Na to wszystko nakłada się kolejne zjawisko, a mianowicie migracja ludzi z małych miast do większych. Proces nie jest nowy bo sięga już czasów międzywojennych, czyli czasów w których zaczęło się silne uprzemysłowienie Polski. Jeszcze przed II WŚ w rolnictwie pracowało ponad 70% Polaków, a na dzień dzisiejszy jest to niecałe 10%. Efektem tego procesu jest fakt, że młodzi ludzie od dziesięcioleci przeprowadzają się z małych miast do dużych. Małe Polskie miasta już notują 10, a czasem i 20 lub 30 % spadki liczby mieszkańców, a proces ten będzie tylko przyspieszał, ponieważ z oczywistych względów wyjeżdżają głównie młodzi ludzie, którzy szukają lepszych zarobków na ogół dostępnych w miastach większych. Jeśli starsi odejdą, młodsi wyjadą to kto zostanie w tych miastach? No właśnie.

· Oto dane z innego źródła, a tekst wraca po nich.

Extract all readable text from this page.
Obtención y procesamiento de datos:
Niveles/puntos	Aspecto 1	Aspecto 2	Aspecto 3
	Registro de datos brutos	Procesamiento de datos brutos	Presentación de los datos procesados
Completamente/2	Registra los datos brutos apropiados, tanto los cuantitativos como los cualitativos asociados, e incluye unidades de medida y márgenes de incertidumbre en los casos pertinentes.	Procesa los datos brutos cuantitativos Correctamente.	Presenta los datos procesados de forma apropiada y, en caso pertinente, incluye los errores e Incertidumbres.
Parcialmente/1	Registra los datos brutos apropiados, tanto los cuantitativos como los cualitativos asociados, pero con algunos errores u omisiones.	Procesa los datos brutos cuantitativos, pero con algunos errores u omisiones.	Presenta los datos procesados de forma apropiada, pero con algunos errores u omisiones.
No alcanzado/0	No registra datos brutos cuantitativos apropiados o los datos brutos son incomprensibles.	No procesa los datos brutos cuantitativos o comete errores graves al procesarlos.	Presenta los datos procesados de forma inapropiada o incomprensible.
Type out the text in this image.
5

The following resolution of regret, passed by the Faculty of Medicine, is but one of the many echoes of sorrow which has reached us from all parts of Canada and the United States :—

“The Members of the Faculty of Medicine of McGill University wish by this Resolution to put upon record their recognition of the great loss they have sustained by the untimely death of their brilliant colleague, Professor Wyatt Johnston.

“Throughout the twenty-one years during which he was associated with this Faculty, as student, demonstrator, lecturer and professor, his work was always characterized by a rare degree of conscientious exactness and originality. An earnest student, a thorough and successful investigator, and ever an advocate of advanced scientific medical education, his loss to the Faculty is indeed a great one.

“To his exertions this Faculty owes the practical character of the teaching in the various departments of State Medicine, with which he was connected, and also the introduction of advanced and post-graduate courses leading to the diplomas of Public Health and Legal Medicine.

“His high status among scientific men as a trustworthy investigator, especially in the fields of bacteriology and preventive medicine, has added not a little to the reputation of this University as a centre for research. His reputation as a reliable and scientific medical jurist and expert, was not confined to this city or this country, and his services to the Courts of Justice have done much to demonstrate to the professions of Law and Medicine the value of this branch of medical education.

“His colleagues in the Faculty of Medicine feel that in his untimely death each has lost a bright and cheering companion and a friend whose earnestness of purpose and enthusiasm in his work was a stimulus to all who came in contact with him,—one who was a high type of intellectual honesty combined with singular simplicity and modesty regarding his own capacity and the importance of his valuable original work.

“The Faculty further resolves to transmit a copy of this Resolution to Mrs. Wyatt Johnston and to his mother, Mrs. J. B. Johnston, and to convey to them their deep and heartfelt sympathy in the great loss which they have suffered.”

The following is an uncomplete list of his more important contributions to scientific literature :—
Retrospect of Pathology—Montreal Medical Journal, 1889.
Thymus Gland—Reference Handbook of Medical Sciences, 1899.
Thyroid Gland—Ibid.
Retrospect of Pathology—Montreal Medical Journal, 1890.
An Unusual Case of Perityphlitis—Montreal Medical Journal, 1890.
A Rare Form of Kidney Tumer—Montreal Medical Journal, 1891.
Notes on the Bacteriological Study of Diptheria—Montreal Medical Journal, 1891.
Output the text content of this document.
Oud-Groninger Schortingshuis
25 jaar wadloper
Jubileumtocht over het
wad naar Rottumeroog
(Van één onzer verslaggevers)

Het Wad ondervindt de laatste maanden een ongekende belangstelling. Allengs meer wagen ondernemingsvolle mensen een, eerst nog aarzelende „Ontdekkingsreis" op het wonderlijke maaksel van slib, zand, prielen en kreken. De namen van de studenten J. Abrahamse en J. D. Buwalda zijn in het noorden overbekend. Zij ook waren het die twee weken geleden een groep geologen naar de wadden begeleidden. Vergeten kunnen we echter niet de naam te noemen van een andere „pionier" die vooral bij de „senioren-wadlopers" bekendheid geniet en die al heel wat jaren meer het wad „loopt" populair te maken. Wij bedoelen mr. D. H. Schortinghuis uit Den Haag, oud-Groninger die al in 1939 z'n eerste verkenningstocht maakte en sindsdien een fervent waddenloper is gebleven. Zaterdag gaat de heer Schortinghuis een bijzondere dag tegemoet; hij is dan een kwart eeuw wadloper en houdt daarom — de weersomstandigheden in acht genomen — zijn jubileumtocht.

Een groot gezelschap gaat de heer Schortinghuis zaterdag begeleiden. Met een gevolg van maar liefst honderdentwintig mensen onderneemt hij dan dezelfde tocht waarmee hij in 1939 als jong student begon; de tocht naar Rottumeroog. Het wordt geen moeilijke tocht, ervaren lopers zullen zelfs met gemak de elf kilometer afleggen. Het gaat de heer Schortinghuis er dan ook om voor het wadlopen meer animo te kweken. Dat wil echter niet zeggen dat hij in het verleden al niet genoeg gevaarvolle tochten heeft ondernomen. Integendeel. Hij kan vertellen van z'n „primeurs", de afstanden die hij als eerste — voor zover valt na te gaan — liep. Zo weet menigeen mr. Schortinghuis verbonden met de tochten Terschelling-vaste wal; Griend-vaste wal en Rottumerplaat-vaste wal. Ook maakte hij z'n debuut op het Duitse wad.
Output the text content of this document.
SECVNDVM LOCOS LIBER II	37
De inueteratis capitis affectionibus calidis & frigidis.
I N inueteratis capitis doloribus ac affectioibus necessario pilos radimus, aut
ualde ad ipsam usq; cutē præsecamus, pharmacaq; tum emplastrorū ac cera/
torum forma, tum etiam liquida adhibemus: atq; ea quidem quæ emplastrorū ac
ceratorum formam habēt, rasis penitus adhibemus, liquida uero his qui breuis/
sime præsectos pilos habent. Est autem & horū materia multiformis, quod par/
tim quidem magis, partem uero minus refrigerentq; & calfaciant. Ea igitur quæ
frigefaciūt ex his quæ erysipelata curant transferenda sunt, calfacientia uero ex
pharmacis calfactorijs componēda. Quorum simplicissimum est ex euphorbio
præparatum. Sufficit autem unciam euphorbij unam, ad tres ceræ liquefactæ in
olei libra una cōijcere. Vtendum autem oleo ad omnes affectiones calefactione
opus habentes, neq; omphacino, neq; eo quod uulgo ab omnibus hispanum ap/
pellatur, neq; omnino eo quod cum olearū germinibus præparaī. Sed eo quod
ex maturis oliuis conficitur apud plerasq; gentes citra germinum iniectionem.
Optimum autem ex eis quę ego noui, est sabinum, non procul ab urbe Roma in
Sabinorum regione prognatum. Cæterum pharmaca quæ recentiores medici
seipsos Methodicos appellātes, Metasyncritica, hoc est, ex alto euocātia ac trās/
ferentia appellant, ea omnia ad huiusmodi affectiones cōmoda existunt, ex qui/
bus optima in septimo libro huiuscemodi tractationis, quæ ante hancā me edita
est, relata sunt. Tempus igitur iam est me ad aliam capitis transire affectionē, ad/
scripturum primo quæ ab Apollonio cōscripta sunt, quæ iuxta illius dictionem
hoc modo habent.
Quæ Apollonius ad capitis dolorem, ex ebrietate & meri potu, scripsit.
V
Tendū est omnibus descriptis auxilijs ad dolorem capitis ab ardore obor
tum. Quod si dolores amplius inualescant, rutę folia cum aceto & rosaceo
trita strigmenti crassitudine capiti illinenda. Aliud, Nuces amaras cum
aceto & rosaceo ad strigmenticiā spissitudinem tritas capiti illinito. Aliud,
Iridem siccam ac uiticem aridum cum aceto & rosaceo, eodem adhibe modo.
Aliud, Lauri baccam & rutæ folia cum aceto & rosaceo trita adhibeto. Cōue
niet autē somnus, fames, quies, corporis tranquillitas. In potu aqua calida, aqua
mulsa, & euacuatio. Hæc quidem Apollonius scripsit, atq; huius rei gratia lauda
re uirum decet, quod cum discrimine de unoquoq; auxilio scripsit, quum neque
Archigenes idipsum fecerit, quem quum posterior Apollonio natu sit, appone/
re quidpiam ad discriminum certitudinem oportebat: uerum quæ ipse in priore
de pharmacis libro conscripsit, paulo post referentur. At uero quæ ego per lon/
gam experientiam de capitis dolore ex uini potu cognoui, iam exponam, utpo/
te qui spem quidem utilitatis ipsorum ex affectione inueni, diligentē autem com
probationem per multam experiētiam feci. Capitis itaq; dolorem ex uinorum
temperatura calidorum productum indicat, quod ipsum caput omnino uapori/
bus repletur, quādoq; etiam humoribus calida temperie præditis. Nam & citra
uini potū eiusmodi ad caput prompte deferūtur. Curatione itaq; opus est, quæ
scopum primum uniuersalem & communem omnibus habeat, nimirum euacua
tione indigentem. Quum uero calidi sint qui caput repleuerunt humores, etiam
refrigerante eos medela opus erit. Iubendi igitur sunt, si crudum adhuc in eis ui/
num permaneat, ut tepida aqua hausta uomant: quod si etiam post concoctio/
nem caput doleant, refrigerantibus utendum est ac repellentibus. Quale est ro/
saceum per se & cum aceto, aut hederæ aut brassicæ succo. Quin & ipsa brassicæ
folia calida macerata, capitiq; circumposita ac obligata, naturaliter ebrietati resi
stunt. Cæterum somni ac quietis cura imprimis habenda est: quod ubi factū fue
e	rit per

Efektem wszystkich powyższych danych jest coraz większa dysproporcja cenowa nieruchomości znajdujących się w małych miastach w porównaniu do tych dużych. Oczywiście zawsze było tak, że duża aglomeracja oznaczała wyższe ceny, ale nigdy ta różnica nie była tak wyraźna jak dziś, a zjawisko to będzie się tylko pogłębiać.
Duże miasta będą przyciągały coraz większe ilości ludzi i będą potrzebowały coraz większej ilości mieszkań, a małe będą pustoszały. Ceny w jednych będą rosły, a w drugich malały. W stosunkowo dobrej sytuacji są jeszcze miasta położone blisko tych dużych, bo mogą być wobec nich tańszą alternatywą, która przy dobrze rozwiniętej infrastrukturze jest dla wielu akceptowalna. Natomiast los miejscowości, które oddalone są od większych miast i nie funkcjonują tam żadne liczące się firmy oraz zakłady przemysłowe niestety zdaje się przesądzony. Tak wygląda to na dzień dzisiejszy, ale biorąc pod uwagę szerszą perspektywę i wspomniane na początku liczby urodzeń to los nawet tych dużych aglomeracji może też nie być tak wspaniały.
Pisząc ten artykuł nie chcę jednak namawiać do wpadania w pesymistyczne tony, a chcę zachęcić do lepszego planowania przyszłych decyzji, bo w przyszłości może się okazać, że nieruchomości w małych miastach będzie naprawdę bardzo ciężko sprzedać za jakąkolwiek cenę.